Older blog entries for RhysJones (starting at number 4)

24 Aug 2002 (updated 24 Aug 2002 at 16:30 UTC) »
He who obeys, obeys Bayes?

Yup, another set of possibly ill-conceived thoughts on spam filtering. There was a good round-up of what's currently going on in yesterday's NTK, incidentally. (Search for Tracking in that page).

What the current crop of Bayesian spam filters are trying to do is detect whether an email is written in 'normal English' or 'spam English'. That language identification requirement is exactly what this this text-based language identifier is trying to work out.

So, can anyone tell me why an n-gram (where 2 <= n <= about 4-5) based system, working on the word level, hasn't been tried on this spam/non-spam classification problem? After all, n-gram statistics are used by virtually every single speech recognition software package out there. That's because n-grams are what let the speech recogniser determine which word has a reasonable chance of following the word it thinks you just said, and this information is used to improve the likelihood of what you said being a 'valid' sentence.

There are problems with this, of course: recognising 'spam English' as opposed to 'proper English' is much more difficult than recognising English as opposed to, say, French. But there are subtleties of vocabulary ('free' can often be followed by 'porn', for instance), that may make this a workable method.

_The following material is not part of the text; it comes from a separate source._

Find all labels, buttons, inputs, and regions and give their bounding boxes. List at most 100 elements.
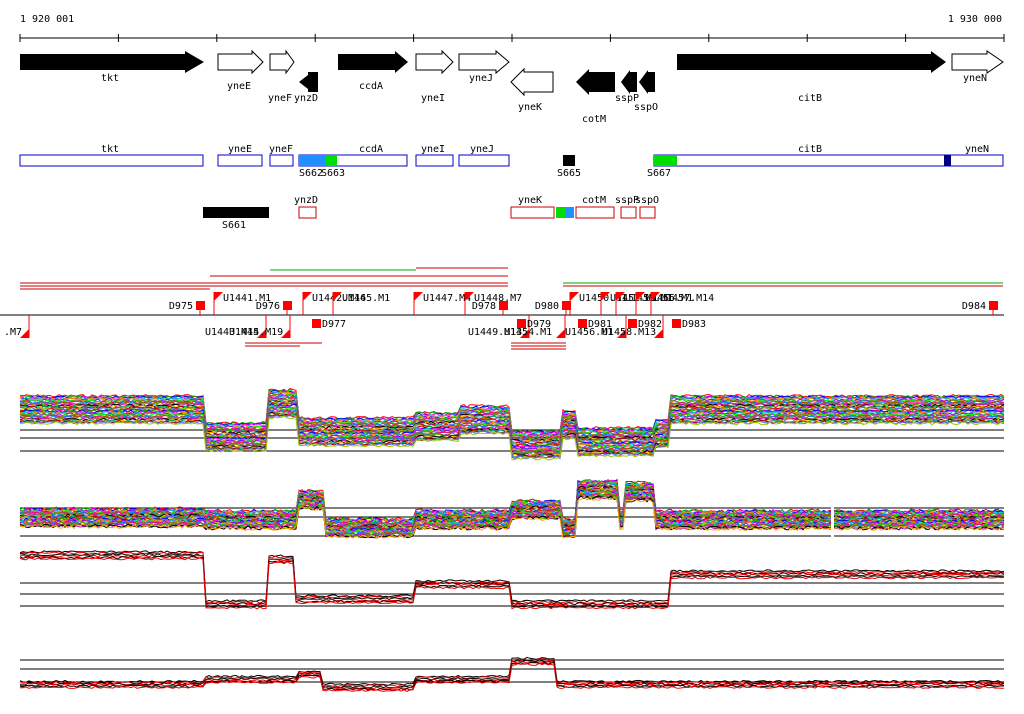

Well, those are my thoughts anyway. Someone's probably tried this already and will tell me why it doesn't work as well as other methods, but even in that case I really would be interested to know why.

[edited for formatting]

23 Aug 2002 (updated 23 Aug 2002 at 09:07 UTC) »
thomasvs wrote:

...when I look at scripts I wrote five years ago, or code for my thesis, I'm ashamed ;) So the big question is : What will I think five years from now about stuff I did today ?

I could've written that, but, being me, I didn't. It's an incredibly sobering thought though. The mantra of 'Do stuff. Repeat.', and the goal of continuous improvement, is still as pertinent now as it ever was. Maybe programmers, localisers and other free software advocates really are made, and not born.

Festival is great. Not only it is GPLed ('course), but it's also truly multi-lingual, thanks to a Welsh speech researcher (Briony Williams). Unfortunately, the letter-to-sound rules for Welsh are now written in Lisp. Goal, then, is to attempt to gain a passing acquaintance with Lisp. Never thought I'd see myself typing that. Mind, never thought I'd have to use Fortran either; that's another story.
15 Aug 2002 (updated 15 Aug 2002 at 19:55 UTC) »

Oops. Created an account as Rhys a while back, but completely forgot the password. Decided that a new account was the better option (sorry to those who've already certified me once...)

This week, I have been mostly looking for Welsh-speaking open source advocates. In my view, and that of a few others, GNU/Linux Must Be Translated. Mail me if you fit that bill. Diolch yn dalpau.